As the wedding ceremony started, Whitney walked down a white aisle runner in the ICU hallway leading to her mother’s room. About 20 to 30 guests — family members and friends — gathered just outside the room at the nurses’ station watching, many in tears.
Whitney and Nathan picked out a couple of songs for their ceremony, including a hymn her mother used to play for her father. They also called in a pastor to perform the ceremony.
They prayed over Whitney’s mother. “It was such a powerful thing,” Whitney said.
She told her mother after the wedding they’re planning to have a larger reception later, and she wants and expects to have her there. Whitney described her wedding day as “perfect.” And she thinks her mother loved it, too.
Whitney grew up in Spokane, Wash., and her mother was a single parent for many years. She said her mother is the most important person in her life. She worked at a drug and alcohol recovery center for women, where she touched many lives and often received visits from those she helped.
Whitney’s mother moved to the Magic Valley about a decade ago.
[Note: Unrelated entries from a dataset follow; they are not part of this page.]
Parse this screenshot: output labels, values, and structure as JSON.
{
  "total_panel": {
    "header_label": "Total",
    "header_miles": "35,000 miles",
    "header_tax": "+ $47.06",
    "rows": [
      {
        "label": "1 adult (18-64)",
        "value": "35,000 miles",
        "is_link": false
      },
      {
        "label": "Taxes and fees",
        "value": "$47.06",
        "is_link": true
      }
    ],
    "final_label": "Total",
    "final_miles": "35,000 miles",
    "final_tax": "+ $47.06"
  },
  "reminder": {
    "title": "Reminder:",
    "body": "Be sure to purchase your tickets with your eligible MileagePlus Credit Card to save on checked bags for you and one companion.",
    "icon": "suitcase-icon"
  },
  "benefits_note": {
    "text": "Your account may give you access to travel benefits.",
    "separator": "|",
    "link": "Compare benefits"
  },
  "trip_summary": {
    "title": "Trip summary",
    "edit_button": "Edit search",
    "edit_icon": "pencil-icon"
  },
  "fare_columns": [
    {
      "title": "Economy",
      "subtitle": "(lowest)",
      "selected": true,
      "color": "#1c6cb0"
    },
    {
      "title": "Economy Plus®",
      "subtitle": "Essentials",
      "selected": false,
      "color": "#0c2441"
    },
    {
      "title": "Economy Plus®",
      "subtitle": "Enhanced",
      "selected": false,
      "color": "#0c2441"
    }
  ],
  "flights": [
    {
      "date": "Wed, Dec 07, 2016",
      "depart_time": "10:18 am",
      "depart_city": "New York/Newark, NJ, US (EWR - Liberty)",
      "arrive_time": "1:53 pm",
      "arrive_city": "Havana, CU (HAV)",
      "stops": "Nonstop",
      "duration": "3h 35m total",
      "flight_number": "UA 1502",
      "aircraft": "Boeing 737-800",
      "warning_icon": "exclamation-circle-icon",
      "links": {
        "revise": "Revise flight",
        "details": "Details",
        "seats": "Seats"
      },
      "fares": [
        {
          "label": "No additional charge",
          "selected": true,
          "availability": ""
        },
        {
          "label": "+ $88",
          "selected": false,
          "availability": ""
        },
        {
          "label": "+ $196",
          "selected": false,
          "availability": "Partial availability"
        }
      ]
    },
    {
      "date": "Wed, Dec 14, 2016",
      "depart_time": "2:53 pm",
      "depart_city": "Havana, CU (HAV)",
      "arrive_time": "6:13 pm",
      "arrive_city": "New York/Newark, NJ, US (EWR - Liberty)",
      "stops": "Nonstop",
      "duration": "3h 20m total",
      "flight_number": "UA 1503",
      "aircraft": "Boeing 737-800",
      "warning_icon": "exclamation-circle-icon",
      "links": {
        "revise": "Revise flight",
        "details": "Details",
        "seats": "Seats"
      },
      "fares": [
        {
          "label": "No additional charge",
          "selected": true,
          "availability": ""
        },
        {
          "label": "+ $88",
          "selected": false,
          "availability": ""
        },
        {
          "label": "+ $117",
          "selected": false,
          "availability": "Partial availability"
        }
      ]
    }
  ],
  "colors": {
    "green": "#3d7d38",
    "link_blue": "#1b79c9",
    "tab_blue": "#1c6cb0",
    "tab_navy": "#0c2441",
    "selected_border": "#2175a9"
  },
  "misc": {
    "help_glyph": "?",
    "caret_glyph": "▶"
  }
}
She was diagnosed with cancer about a month after Whitney moved away to Virginia to start graduate school. She went through two rounds of chemotherapy at St. Luke’s Mountain States Tumor Institute.
Whitney and her family members have been at the ICU with her mother, and they’ve been hearing a lot about end-of-life decisions.
“This morning was especially hard,” she said Thursday afternoon. They had a family meeting scheduled that evening to weigh those decisions. “I just have this confidence and peace God can use this and heal her.”
Nathan flew back to Virginia on Wednesday. He plans to return Tuesday to Twin Falls.
Whitney is staying by her mother’s side in the ICU. Now, she and her family is asking for prayers. “We’re believing for a miracle.”